A. I think there is a fascination with technology that overlooks fundamental aspects of war. In the end, war is a psychological contest of wills, with force being the way it’s tested.

People are always looking for short cuts to understand war, and this is one of the reasons I say we’re not missing a course, but missing a department. I spent nearly a decade at the War College, and I learned that to design an effective military operation and understand those operations requires a lot of study. It requires as much study as understanding the drafting and writing of the U.S. Constitution, or understanding the Great Depression. One professor friend of mine once said, “Isn’t war just sociology plus technology?” Now, he obviously thought he was very clever, but the answer is—No, it’s not. War is just as difficult as economics or psychology or math. And the creativity of the military commander is every bit as much a matter of genius as is scientific discovery or musical talent.

Q. How have you gone about studying wars, battles and strategy?
A. If you open almost any book about a war or a battle, there will be passages like this: “At this point, Smith realized his left flank was exposed, so he moved over his second brigade in order to close the gap as Jones, moving in from the rear, circled back to try and secure the advance post of the enemy near Walters Farm.” At some point it becomes completely incomprehensible. Analyzing a battle is like chemistry, or analyzing a molecule. You work them out, study them, you use lots of maps. I wrote a book about civil war in China, and I walked the battlefields. There’s no substitute for that. The thing that’s also important to note is that chance and creativity play a great part in the outcome of battles. Outcomes in battles are not determined ahead of time by which side has the better weapons or who has more people. It’s like a football game. So and so may have the advantage, but half of the time the plays turn out wrong. Battles are the same way. They are sources of sometimes extraordinary change, and therefore battles have to be studied. They cannot be passed over. Yet they are the very things that historians seem most reluctant to study. The great difference [between the U.S. and Europe] in this respect is made clear by Sir John Keegan, who in 1976 wrote “The Face of Battle.” Since then, particularly in Britain, there’s been a series of very good books that get down to the nitty gritty of how battles are fought. But that’s more lacking in the U.S.

Q. Why is that?
A. This, to me, is a bit of a mystery. There’s certainly interest among students. There are many eminent historians who know about this. In England, there’s something called the Chichele Professorship of the History of War at All Souls College at Oxford, which is kind of the nirvana of academics. That’s held by a man of my vintage named Hew Strachan, and it’s one of the most prestigious academic posts in all of England. There’s nothing that compares to that here.

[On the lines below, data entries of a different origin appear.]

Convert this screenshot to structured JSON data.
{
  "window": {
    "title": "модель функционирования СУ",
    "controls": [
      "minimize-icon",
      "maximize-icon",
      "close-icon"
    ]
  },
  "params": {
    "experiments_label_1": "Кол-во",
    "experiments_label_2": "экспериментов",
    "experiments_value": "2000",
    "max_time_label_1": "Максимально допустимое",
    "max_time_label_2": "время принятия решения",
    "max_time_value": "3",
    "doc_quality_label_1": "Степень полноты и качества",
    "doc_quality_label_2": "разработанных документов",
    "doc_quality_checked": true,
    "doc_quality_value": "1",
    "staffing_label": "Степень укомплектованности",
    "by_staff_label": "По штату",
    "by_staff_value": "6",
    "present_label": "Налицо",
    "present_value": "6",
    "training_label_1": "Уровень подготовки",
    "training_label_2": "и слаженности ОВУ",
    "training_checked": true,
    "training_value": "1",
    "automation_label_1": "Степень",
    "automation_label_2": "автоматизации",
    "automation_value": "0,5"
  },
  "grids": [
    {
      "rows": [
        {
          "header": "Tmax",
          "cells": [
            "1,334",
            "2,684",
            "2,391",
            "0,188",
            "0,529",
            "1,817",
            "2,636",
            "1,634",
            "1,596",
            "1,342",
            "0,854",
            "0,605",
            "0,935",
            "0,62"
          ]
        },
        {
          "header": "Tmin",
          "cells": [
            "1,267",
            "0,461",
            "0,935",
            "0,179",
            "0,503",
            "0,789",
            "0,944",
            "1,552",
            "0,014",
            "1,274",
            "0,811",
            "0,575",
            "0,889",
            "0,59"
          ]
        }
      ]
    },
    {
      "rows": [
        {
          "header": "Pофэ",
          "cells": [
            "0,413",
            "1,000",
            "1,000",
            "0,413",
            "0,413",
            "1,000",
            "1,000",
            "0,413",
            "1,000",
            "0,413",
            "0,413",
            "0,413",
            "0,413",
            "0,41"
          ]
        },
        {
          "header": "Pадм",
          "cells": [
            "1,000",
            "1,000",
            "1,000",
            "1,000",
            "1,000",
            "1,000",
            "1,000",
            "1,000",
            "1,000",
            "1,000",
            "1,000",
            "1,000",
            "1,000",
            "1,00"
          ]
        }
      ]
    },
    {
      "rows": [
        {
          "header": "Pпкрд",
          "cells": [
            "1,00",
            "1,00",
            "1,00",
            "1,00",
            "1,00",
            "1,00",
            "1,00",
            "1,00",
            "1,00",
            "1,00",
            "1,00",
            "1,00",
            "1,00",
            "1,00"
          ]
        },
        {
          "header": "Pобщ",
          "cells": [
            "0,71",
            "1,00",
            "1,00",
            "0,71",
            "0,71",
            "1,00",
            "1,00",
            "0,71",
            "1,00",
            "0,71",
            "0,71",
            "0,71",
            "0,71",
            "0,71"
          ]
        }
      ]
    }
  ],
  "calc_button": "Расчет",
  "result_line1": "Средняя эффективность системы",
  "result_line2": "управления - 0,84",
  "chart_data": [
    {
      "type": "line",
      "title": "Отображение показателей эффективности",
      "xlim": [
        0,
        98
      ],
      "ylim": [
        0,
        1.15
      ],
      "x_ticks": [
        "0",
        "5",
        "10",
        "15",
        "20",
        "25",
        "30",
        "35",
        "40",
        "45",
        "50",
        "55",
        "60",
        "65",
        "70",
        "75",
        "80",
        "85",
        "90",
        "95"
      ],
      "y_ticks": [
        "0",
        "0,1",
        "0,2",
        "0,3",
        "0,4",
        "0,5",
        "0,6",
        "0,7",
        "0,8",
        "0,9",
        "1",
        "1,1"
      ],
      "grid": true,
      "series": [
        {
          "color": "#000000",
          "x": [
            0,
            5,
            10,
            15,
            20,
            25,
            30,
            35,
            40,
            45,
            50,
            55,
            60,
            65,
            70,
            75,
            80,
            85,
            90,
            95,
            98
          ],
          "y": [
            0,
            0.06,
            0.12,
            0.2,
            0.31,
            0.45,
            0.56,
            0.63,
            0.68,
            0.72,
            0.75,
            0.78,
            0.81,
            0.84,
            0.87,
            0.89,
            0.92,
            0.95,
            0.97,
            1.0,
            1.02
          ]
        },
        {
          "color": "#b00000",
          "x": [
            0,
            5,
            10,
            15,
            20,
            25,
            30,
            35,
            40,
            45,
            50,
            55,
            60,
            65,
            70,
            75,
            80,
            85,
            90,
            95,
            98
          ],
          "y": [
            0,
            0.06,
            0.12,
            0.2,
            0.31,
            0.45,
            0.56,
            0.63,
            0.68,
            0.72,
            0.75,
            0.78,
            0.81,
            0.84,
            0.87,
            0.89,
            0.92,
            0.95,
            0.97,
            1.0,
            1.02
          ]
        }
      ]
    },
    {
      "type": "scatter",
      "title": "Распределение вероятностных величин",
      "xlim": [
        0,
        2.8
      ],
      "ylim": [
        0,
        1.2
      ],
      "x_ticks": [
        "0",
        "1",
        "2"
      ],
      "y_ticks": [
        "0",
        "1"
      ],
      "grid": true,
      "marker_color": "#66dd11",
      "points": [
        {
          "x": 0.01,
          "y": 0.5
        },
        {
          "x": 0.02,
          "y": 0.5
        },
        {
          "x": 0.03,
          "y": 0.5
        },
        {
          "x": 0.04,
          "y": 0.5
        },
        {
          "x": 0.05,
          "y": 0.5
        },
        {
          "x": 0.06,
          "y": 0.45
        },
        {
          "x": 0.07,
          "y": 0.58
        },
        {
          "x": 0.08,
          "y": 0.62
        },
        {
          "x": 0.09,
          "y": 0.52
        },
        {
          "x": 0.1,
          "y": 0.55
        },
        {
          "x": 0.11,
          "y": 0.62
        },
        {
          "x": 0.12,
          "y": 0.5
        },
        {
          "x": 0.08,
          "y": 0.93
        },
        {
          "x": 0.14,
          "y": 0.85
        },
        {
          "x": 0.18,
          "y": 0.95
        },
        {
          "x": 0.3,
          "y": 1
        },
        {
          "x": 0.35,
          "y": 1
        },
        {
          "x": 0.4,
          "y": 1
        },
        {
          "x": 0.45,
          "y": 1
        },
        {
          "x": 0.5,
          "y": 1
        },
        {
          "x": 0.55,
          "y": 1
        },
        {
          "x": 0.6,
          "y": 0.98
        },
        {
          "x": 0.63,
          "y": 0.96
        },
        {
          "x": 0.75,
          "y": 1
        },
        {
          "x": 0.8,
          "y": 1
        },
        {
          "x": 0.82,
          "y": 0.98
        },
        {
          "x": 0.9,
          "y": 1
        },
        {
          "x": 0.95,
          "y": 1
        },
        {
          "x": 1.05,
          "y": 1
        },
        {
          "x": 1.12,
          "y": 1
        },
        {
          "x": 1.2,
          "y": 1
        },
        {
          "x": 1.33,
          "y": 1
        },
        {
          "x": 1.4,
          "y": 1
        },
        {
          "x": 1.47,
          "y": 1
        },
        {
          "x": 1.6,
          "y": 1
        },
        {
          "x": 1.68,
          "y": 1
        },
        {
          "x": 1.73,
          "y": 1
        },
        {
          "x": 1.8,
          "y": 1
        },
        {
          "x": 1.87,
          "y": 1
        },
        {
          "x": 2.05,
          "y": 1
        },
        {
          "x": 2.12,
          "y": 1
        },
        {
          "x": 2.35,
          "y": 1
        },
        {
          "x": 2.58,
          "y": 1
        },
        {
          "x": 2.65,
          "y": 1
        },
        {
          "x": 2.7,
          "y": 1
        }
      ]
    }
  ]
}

Q. Is there something about the American personality that makes us ignore war?
A. I think Americans are, by nature, intellectual, and we tend to think of war as either something like a disease, or a mistake, or we think it’s a pathology. And in fact, it may be all of those things. But after I started working with the military, I discovered a few things. One, there is the most extraordinary intellectual condescension. There’s an assumption that anyone who is in the military isn’t very smart, whereas my colleagues [in academia] are as smart as anyone. The other thing I have discovered is there is this suspicion that, because I study war, that I must be a person who has some sort of violent tendencies. To which I respond, “Have you ever met an oncologist?” Just across the road at the medical school they have buildings full of oncologists, studying cancer, which is basically just war on the body. It’s a ghastly thing. Do you think they sit around and say, “Well, my favorite cancer is Richter’s transformation—that one gets them in a couple weeks.” No.